Can you post a picture of your wiring please.

Grumpy_Mike:
Are you sure you have the component values correct? In particular C1 and R2 are critical in this circuit. They form the clock frequency of the switch capacitor filter and if they do not oscillate at the right frequency the bands respond to different frequencies.

Given the higher bands don’t give anything out would make me think that the master oscillator is not going as fast as it should, like if you had a 30nF capacitor instead of a 30pF one.

Can you post a picture of your wiring please.

I've double checked the capacitor and resistor values and they are as shown in the figure. I saw that the example I'm following incorrectly uses a 22k resistor rather than a 220k resistor for R1, however I have made sure to follow the MSGEQ7 data sheet and use something closer to 200 k.

I am attaching two picture of my wiring for reference--sorry for the long wires.

From those pictures you don’t seem to have anything connected to an analogue input pin. But you do have a wire to digital pin 1, what is that going to do for you?

I have made sure to follow the MSGEQ7 data sheet and use something closer to 200 k.

It needs to be 220K, even a reduction to 200K will shift the frequency of the outputs when you get an output.

What is the value code on that pin_8 (C1) capacitor??

Grumpy_Mike:
From those pictures you don’t seem to have anything connected to an analogue input pin. But you do have a wire to digital pin 1, what is that going to do for you?

One end of the yellow wire is going to Analog in 0, its tough to see in the pic. Digital pin 1 is for my reset signal.

Grumpy_Mike:
It needs to be 220K, even a reduction to 200K will shift the frequency of the outputs when you get an output.
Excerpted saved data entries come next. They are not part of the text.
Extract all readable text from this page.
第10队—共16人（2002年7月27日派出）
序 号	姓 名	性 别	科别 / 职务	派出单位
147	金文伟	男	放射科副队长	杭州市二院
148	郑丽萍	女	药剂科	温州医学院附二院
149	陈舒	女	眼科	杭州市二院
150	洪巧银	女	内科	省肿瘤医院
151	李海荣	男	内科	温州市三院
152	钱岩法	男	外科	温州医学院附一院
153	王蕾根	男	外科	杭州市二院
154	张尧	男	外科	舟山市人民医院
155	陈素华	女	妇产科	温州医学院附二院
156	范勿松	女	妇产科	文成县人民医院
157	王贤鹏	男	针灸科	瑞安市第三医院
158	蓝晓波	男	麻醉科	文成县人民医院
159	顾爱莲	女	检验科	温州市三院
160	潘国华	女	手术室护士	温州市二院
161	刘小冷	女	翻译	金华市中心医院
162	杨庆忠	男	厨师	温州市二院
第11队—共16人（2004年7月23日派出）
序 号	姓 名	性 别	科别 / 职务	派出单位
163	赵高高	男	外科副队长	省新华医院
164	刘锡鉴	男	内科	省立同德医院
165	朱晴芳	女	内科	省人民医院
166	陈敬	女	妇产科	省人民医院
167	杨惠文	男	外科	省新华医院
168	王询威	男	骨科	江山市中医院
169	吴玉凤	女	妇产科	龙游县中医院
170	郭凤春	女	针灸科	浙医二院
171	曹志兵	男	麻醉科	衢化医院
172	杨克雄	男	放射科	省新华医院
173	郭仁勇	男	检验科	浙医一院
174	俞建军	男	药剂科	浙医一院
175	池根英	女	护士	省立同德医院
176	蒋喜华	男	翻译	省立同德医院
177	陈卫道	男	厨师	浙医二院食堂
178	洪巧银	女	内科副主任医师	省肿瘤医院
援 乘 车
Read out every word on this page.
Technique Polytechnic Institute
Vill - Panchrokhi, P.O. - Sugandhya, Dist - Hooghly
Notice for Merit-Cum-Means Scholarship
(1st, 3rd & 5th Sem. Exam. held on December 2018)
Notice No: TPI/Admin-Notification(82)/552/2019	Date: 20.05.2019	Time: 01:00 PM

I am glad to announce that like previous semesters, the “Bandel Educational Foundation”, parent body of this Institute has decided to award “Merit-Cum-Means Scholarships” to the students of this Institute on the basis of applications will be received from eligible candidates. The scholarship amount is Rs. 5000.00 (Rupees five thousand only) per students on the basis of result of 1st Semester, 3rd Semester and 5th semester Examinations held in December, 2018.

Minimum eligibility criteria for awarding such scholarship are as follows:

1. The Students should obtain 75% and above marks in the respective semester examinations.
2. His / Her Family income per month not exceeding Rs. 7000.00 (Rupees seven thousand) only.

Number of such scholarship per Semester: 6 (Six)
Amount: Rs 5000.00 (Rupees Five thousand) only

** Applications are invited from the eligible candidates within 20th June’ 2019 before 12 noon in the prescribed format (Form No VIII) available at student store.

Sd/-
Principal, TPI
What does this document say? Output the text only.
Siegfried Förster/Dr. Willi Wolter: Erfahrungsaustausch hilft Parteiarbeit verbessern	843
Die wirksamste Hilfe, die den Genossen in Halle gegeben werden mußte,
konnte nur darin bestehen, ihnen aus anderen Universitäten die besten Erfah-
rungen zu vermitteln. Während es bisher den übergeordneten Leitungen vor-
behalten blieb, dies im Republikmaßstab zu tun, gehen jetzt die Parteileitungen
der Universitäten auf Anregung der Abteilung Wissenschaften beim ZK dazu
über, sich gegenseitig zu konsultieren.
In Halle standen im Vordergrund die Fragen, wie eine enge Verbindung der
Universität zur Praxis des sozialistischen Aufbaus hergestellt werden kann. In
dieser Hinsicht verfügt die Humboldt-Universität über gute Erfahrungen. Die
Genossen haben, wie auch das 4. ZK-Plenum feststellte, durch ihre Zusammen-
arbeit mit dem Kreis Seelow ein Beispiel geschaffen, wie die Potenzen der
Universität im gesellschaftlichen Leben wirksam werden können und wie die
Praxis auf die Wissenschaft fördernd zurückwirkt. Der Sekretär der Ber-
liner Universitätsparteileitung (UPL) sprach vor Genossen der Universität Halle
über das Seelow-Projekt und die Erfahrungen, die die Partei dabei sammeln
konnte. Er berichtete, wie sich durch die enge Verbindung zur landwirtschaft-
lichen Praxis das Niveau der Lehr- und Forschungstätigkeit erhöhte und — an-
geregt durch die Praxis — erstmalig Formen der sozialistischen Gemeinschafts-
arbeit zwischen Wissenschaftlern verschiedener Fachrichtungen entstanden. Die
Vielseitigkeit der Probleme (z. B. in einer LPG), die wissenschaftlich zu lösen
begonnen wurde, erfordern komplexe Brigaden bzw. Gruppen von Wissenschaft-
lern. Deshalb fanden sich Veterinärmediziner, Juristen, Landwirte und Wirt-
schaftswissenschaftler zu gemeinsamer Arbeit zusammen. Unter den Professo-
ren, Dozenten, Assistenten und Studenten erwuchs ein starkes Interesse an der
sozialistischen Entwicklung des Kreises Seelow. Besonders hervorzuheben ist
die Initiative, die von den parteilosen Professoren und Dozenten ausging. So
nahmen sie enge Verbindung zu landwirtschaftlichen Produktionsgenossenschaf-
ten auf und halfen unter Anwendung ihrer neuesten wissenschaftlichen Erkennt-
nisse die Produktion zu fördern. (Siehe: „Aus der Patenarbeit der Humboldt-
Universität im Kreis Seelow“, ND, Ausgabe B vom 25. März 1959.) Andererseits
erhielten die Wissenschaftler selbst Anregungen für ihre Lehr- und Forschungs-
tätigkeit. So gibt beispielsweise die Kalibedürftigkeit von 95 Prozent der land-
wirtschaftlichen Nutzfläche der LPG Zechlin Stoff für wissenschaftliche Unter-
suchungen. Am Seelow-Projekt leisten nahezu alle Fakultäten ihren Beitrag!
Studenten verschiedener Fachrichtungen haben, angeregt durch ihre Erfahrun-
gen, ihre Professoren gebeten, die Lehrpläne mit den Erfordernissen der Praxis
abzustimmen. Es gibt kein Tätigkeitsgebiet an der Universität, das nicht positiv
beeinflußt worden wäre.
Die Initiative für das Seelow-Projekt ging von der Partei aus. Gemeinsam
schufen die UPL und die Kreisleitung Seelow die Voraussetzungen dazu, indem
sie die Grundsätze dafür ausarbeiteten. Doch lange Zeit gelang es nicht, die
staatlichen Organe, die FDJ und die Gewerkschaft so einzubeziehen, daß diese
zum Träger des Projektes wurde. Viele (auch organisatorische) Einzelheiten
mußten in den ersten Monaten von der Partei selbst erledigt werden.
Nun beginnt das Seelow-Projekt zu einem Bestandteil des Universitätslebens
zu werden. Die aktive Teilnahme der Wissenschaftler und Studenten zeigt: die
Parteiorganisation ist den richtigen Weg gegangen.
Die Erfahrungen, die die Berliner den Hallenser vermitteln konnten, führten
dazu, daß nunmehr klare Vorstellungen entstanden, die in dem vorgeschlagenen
Thanks for clarifying, that's what I'm using.

runaway_pancake:
What is the value code on that pin_8 (C1) capacitor??

The code is 300

OK spotted it, but you have to admit it was well hidden.

The code is 300

I can’t see how that can possibly evaluate to 30pF. At the least it could be 300pF.
To make sure you would need to put an oscilloscope on the none ground end and check what frequency it goes at. A value of 30pF is quite small, to give you an idea the capacitance between two strip board tracks is about 4pF per hole.

I agree.
Can't recall having seen such a small value epoxy dipped.
Usually a disc sort and not 3-digit code like, but two-digit underlined
30

Digital pin 1 is for my reset signal.

And which blithering idiot picked that one? You have a whole Arduino at your disposal and he picks one of the two difficult to use pins. Mind you you were warned, the URL had the word instructables in it, and in English that means “someone who thinks he knows a lot more that he actually does”.

In case you don’t know pins 0 and 1 are involved with the serial output and also in uploading code to the Arduino. Pick another pin for your reset.